I stumble on my niece’s small heart shaped lego piece and a smile plays on my lips. This was one of her precious possessions, one she kept a very close tab on, not letting it out of her sight for a minute.  This little doll, by that I mean my sweet niece Shraddha, is a charmer. Atleast she knows the way to her athai’s heart.  With a twinkle in her eyes, the four year old picked her potato fry and commented, “Athai, potato is my favorite kai, thank you for making it so crispy.”  The look of delight and wonder on her face as she hung the barbie ornament in the christmas tree is a sight tucked in my treasure trove of memories. The way she strung letters or stretched her spelling to read and spell were moments of athai pride.  The home depot apron and the rolling pin tickle memories of our cooking adventures this week – the mutter panner, the aloo paratha, and the banana bread. The crayons, markers, the inflatable toys, all carry stories of cousins bonding and the delightful unending conversations amongst them, especially the pretend game lovers Ram and Shraddha.

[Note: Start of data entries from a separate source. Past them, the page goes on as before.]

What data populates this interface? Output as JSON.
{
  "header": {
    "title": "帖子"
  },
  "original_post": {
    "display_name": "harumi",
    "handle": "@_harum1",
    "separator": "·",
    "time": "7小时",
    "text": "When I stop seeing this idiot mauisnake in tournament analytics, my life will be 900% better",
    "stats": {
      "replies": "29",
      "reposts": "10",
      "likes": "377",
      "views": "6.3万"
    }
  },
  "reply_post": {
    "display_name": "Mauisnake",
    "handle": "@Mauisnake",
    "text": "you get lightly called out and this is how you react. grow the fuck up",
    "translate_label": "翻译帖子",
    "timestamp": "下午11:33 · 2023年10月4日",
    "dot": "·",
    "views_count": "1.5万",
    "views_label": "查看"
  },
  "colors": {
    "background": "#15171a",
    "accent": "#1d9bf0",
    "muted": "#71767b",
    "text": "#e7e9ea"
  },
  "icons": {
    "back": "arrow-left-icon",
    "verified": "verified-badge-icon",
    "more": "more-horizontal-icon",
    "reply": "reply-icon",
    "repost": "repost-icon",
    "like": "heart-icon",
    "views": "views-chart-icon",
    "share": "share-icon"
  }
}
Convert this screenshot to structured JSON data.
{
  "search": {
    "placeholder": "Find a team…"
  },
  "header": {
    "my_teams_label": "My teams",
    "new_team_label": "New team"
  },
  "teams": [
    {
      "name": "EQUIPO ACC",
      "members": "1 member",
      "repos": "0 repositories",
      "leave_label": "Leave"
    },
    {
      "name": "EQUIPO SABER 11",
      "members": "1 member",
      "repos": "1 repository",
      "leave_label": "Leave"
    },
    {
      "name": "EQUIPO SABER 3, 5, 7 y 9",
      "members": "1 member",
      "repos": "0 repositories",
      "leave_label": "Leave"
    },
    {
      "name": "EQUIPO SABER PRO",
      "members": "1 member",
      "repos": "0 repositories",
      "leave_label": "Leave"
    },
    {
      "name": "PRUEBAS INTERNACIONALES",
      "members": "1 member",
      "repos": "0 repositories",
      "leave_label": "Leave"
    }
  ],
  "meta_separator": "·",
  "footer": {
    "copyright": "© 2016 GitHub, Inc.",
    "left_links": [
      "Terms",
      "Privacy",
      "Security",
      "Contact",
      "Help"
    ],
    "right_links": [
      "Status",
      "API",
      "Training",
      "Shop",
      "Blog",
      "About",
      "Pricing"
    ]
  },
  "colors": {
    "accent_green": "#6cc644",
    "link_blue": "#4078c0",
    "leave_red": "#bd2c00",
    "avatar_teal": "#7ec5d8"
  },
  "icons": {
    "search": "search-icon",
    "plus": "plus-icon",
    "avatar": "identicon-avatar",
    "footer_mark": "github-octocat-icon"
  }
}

I call Da “ukil” just like how my little nephew Amrit calls Da (ukil=uncle, athimber is too hard and too new for a soon-to-be-two year old, so ukil it is!). This past week Alexa has been part and parcel of our family fun. We would have listened to  Baa Baa blacksheep a hundred times. My nephew listening to the words as his body swayed  to the music. The squeals of delight as he saw the train chugging under the christmas tree or the way he screamed in excitement when Da returned from work or led Hari and Ram by his tiny finger to where his whim took him.  

I also enjoyed making childhood comfort foods, the combinations that amma used to prepare. Jeera sathumdhu, paruppu thogayal, kathrikia kai, arachuvitta khozhambu, mysore sathumdhu, vendakai kai, so on and so forth. There is something warm and fussy about sharing these simple childhood favorites that you grew up eating with the one you grew up with. I enjoyed seeing the dad in my brother Sathya. The tenderness with which he talks to his daughter,  the rolling up his sleeves to feed his children, and the sermonising the difference between rights and the wrongs of life to his kids. Also, how he pitched in to clean up after dinner, just the way we were taught to do as children.

My sil Wini is everything that I am not. Very paandam in all her endeavors. Be it carrying herself well or tending to her children, she does it with elan. Also seeing first hand how to eat in moderation, such self discipline this girl has! Most of all I loved seeing what a mindful parent she is, knowing her children inside out, paying attention to their rhythms.

All in all,  I am deeply grateful for the moments – small, big, rich, delightful, and everything in between that this week brought. I am thankful for the opportunity to have them in my turf for some good old family time!